Sexbot Perspectives: Robots and Artificial Humans Will Change Our Understanding of Attachment
How will we categorize sex with artificial lovers?
As part of our ongoing “Sexbot Perspectives” series, we’ve asked several experts this question: What is the potential or the possible pitfalls of developing sex robots? Our aim: To create dialogue and help shape the best possible future—one that will be deeply influenced by breakthroughs in artificial intelligence and robotics.
While many people are fascinated by sexual technologies, not everyone can say they have a doctorate degree in the field.
Dr. Trudy Barber stands out on both counts. For two decades she’s explored how people use technology for intimacy, earning a Ph.D. in Computer Fetishism and Sexual Futurology in the process. Barber also developed one of the first virtual reality sex environments as an undergrad student in 1992.
Currently, she’s a Senior Lecturer in Media Studies at the University of Portsmouth in England, where she specializes in topics such as cybersexualities, cyber/digital culture, robots, and emergent media—just to name a few. If that’s not endearing enough, Barber also makes and sells lino prints of happy robots.
According to Barber, sexualized machines will alter our views on attachment:
“We have our mobile phones. We have our PCs. We have our music, pictures, and other digital artefacts in The Cloud. We have the datafication of our interaction, and everyone knows where we are at any given point in time. Our attachment to such a plethora of digital artefacts is fluid, intense one moment and fleeting another, and our attention span is constantly bombarded by an information economy that seeks to know us in intimate microcosmic detail. Relationships are under pressure with this continuous attempt to remain part of “upgrade culture,” so it’s no wonder that we rush to find some form of attachment that will satiate our desires and make us feel safe within ourselves. Hence the rise of the concept and context of the Artificial Human (AH) and robot in popular culture which will renew and remind us of our attachment to a significant other, and the value we place on our living intimate relationships (if we are lucky enough to have one).

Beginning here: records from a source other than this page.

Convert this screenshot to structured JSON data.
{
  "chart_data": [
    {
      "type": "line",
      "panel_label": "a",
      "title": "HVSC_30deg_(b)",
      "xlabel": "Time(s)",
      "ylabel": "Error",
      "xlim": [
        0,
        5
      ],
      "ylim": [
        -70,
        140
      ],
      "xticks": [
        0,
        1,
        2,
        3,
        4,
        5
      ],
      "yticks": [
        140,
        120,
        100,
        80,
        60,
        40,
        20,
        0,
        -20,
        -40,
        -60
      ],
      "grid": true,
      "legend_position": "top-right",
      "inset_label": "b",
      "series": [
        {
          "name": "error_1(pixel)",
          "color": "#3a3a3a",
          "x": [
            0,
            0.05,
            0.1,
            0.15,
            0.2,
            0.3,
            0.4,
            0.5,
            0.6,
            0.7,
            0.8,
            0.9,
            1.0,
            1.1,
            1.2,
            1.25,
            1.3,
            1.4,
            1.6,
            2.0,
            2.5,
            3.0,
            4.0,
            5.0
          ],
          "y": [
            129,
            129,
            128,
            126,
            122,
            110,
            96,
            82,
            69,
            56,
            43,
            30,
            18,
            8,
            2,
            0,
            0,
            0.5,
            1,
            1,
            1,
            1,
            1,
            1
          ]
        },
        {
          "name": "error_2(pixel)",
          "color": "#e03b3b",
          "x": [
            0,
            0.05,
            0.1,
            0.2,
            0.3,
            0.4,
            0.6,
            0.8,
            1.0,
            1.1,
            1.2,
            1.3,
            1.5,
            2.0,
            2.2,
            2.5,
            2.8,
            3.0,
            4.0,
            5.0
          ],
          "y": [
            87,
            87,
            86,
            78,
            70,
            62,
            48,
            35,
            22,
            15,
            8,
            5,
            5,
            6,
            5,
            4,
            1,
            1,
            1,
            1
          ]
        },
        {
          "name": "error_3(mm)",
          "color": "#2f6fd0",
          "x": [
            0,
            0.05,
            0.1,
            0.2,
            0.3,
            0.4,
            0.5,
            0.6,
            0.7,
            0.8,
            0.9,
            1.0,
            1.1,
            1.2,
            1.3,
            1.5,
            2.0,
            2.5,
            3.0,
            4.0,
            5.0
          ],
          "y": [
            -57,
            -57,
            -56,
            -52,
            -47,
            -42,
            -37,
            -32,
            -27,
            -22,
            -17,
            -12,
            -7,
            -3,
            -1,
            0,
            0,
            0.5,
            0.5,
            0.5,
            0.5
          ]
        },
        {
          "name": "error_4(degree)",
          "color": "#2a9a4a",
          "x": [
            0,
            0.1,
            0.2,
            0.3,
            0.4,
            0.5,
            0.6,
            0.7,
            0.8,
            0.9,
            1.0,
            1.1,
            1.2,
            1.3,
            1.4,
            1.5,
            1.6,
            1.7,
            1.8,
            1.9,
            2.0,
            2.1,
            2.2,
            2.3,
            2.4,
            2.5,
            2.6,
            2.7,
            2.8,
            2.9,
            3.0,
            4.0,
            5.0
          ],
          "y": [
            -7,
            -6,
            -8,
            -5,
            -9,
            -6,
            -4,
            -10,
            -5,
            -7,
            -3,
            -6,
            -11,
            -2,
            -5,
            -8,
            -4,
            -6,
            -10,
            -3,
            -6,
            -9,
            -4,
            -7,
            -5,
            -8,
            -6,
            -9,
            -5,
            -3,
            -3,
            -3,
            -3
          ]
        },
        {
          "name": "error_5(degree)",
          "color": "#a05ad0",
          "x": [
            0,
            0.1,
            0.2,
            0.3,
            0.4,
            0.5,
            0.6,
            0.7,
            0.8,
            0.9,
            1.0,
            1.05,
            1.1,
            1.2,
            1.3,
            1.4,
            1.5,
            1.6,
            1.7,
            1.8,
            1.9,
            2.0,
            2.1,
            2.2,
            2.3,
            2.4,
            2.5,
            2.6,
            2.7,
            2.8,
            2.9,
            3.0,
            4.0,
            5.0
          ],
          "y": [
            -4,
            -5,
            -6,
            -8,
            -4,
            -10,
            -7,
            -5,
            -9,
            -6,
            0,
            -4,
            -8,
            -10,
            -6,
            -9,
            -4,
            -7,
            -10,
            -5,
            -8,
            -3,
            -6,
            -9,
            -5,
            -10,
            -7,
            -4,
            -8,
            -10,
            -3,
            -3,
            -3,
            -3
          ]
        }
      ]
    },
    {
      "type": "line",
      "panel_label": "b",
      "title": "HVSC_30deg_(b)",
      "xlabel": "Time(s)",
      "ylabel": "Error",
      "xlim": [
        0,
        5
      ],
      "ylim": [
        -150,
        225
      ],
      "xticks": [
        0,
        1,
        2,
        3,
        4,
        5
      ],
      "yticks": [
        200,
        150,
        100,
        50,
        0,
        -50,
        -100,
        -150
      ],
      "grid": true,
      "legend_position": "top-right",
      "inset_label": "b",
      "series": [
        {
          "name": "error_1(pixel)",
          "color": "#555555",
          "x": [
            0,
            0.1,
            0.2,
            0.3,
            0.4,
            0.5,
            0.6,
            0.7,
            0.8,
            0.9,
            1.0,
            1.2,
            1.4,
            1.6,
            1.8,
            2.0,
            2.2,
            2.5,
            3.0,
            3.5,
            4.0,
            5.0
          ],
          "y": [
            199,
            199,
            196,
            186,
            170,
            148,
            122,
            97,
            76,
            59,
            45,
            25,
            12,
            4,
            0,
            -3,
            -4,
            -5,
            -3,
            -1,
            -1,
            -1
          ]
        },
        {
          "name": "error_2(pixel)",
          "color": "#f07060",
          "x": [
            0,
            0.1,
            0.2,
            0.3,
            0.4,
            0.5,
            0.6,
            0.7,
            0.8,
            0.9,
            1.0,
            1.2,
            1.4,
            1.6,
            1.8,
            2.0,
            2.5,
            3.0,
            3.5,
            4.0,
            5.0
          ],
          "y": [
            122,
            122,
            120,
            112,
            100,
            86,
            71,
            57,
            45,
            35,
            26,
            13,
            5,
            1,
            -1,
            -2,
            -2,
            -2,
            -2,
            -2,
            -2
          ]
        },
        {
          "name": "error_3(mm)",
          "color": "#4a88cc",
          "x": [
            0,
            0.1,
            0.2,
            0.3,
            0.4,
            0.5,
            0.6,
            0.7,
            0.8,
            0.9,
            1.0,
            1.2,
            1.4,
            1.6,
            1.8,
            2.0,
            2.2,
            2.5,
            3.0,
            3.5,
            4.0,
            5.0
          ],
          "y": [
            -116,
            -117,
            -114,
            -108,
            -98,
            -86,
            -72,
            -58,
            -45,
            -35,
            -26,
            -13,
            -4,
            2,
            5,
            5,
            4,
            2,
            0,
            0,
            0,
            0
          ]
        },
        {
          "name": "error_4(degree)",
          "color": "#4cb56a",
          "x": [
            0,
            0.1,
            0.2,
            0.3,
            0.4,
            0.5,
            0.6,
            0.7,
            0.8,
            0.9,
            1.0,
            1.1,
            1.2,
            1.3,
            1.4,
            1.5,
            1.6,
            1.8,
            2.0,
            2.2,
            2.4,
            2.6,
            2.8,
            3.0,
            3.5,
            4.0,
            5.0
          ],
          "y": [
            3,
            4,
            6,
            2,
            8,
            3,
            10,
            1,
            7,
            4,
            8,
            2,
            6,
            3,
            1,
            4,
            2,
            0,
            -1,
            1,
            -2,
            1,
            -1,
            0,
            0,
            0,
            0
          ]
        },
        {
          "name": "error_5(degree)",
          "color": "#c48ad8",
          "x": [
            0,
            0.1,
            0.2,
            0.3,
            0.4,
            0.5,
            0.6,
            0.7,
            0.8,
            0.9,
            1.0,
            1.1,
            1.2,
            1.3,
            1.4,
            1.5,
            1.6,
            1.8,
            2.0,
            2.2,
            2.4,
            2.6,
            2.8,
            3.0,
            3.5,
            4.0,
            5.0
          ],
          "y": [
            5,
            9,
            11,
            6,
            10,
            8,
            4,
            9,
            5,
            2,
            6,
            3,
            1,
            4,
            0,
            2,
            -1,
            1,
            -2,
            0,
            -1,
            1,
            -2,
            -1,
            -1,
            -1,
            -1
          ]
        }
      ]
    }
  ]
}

“Popular science fiction culture is always a good starting point for discussing robots—but now with such fast-paced technological developments, we are finally seeing the inception and production of early versions of AH and with it the usual explosion of “what-if” futurological questions so popular in Sci-Fi surrounding classic Frankenstein arguments that such sexual, emotional, and romantic attachments are against nature and demonstrate a perversion and deviation of social developments.
“Because of this, attachment to AH could be categorised separately from attachment to robots—depending on the function of the technology in question, as there are robots in industry, in the theatre of war, in retail, in entertainment—but defining the AH which confronts interpretations of the uncanny valley and looks human with facsimiles of our body parts as separate from the average robot—will influence our definition of emotional connectivity and attachment. This will amplify and clarify our connection to both technological and living things and will be another reading and interpretation of fetishism in relation to technology and robots, and challenge the inclusion of sexual fetishism as an argument against our intimate and romantic attachments to AH.
“We will need to redefine and re-contextualise categories of interaction between sex with robots and sex with Artificial Humans. Could having virtual cybersex via haptics through your computer or similar devices be classed as robot sex? Having physical intimacy with AH can be categorised as a synthesis of soft and hard tech and could be discussed as “synthetic sex.” “Robot sex” implies a cold shiny metallic sex, whereas “synthetic sex” changes the emphasis towards something a little more subtle and malleable. Attachment during a synthetic relationship would employ artificial intelligence on behalf of the AH. This has the potential to re-inforce attachment behaviour through learned responses by the AH and this could lay the ground for a basic synthesis of friendship. This will help an individual to develop their own psychological love map for their positive sexual life story, but in turn may make it awkward to accept real human sexual variation that may not necessarily re-inforce a sense of attachment.
“A consequence of this possible fast-paced and developing future is that our Saturdays will be spent polishing up our shiny sexy robots and doing their repairs in the garage, and in contrast—taking our Artificial Humans out for dinner.”